At this point, it was hard to imagine how much more Glasnow could give. Tyler toughed it out, downed some water, and stayed in. The 5th continued to be a struggle to tame the wild stallion that was his command.
Tyler Glasnow has been one of the very best pitchers in all of baseball so far in 2021. He has showcased a level of dominance, command, and comfort in the ace role that puts him in that upper echelon of pitchers. But when a pitcher is on, when they have their A-game, when they have all their stuff working, things are easy and even the best hitters will struggle. It’s when pitchers don’t have all their pitches working that you can learn a lot about their makeup. What sets guys like Clayton Kershaw, Max Scherzer, and Justin Verlander apart isn’t just their ability to annihilate the opposition when all goes well, it’s their ability to dig deep and find just enough to give their team a chance to win, even when it’s not their day.
In this April start in the Bronx, Tyler Glasnow had plenty of opportunities to go off the rails. He could have easily become frustrated, lost focus, been rattled by the fact that his pitches just weren’t going where he wanted them to go. And plenty of young, talented pitchers can have these things snowball on them. A tough inning can into a disaster in the blink of an eye. Tyler Glasnow had 3 out of 5 innings that could have caused this game to slip away from him.
That was the phrase that kept leaping to mind. All of the issues categorized above, “and yet” Glasnow escaped. Command failing, “and yet” still able to strike out titan pinstriped sluggers. He helped to create a lot of potential problems. “And yet”, Glasnow didn’t let that happen.
He found a way to navigate a dangerous Yankee lineup. He switched up his pitches. He trusted his stuff, and he challenged batters when he needed to. Glasnow showcased the level of mental focus of a 10-year vet. He didn’t let any of the emotions, the panic, the hostile crowd ready to throw more objects onto the field at a moment's notice, get to him.
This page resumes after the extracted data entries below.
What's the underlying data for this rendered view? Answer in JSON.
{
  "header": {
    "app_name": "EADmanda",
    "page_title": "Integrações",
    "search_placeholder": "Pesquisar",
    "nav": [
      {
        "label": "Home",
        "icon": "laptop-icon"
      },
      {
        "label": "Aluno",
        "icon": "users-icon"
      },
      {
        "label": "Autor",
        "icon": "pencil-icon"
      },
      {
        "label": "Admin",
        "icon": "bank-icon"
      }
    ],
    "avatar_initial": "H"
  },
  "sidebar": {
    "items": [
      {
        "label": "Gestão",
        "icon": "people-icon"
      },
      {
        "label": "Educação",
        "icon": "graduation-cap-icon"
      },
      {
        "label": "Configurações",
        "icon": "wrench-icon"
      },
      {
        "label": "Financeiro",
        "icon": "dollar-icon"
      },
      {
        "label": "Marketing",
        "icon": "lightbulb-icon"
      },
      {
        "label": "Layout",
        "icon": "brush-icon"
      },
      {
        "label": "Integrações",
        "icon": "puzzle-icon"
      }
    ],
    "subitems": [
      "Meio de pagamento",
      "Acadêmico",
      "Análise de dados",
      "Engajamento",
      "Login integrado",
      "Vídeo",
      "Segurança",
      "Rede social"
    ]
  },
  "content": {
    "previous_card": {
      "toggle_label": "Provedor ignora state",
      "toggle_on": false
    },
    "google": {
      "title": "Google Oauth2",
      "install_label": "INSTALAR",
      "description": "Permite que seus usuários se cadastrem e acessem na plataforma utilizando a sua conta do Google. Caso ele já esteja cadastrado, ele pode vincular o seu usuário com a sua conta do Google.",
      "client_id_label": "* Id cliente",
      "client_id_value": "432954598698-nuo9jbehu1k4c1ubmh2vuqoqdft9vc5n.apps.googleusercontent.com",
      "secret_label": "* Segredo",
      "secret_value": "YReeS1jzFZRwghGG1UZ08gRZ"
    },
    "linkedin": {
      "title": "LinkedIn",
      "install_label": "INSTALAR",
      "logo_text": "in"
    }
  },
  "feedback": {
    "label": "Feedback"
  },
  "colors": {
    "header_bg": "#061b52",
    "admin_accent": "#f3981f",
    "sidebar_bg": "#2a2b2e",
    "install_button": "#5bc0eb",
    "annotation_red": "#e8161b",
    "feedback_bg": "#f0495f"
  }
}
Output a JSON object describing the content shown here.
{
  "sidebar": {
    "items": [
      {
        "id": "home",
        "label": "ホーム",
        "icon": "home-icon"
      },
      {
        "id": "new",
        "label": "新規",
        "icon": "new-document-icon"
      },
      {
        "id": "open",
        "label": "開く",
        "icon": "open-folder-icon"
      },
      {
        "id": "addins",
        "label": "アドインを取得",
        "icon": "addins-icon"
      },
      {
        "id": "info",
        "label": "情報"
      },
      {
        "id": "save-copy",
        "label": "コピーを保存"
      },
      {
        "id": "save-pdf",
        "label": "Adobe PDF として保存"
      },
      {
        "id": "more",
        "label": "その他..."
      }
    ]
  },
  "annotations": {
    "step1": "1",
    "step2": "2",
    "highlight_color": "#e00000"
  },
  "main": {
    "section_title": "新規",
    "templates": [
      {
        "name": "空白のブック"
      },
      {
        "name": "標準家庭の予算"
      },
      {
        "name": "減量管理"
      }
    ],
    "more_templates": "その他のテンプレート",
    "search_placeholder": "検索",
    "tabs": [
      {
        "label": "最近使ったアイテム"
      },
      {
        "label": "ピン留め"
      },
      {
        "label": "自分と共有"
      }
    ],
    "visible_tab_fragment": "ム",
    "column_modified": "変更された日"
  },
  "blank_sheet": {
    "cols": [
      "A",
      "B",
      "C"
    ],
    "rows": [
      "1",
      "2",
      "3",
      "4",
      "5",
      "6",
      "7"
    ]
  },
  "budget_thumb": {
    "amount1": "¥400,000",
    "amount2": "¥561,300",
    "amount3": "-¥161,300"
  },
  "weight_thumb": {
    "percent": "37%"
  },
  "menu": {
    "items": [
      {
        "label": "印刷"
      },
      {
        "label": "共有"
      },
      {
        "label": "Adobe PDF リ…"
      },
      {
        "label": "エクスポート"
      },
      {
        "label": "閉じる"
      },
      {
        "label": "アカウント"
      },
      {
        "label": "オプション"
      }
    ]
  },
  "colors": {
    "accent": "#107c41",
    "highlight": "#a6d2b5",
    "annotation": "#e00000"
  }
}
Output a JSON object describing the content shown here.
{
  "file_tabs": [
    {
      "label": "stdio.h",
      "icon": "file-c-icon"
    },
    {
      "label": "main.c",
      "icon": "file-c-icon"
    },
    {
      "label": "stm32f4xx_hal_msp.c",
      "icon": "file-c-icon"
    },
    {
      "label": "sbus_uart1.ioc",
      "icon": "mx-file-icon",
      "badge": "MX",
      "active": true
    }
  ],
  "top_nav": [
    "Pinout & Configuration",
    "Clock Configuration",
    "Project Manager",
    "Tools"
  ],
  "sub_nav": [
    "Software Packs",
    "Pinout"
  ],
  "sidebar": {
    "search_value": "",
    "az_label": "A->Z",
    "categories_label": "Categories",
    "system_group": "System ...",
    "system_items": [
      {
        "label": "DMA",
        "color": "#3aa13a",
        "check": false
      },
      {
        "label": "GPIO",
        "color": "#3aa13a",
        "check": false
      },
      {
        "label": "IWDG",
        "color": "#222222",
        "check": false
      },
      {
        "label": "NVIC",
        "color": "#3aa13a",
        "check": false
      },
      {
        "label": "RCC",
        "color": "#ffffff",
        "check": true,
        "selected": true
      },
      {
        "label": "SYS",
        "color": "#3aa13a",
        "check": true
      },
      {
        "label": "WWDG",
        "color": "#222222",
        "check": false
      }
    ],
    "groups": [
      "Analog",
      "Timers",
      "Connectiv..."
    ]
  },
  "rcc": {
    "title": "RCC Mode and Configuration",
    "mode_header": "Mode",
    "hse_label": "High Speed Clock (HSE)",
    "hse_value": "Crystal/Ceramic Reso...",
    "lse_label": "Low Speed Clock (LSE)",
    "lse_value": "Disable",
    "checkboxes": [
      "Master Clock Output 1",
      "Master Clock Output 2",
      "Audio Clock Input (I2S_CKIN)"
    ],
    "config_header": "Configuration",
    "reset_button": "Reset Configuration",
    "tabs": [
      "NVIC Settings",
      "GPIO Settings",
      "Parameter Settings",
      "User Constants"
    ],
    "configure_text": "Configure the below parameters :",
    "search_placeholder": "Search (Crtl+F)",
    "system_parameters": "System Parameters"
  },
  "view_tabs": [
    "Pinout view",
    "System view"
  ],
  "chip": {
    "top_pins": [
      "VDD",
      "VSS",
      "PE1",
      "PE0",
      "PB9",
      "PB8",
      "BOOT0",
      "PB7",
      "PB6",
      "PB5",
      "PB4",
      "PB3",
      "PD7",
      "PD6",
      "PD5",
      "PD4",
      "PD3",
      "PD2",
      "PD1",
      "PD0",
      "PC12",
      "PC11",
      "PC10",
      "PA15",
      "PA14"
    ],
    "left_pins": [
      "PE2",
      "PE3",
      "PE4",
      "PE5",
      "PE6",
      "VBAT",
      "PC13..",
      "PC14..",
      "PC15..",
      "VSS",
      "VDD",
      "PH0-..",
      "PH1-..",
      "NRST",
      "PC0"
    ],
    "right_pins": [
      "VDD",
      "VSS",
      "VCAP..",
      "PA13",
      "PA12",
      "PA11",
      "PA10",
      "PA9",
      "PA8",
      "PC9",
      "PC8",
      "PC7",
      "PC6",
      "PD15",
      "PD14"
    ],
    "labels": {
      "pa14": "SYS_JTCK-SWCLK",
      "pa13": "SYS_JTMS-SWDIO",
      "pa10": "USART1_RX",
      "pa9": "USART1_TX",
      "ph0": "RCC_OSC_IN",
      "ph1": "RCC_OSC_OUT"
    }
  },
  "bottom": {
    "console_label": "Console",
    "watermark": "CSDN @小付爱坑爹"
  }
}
He survived and sometimes even thrived when everybody watching, from the stands, at home, and in both dugouts, knew full well this was not the sharpest he could be.
This felt like the type of start that puts Glasnow into the next level of pitcher.
Tyler Glasnow has the chance to be truly elite. Through struggles and perseverance, Tyler Glasnow showcased flashes of that ascension into the type of pitcher he is capable of becoming. And if this was him not at his best, then Glasnow is well on his way to becoming a true ace.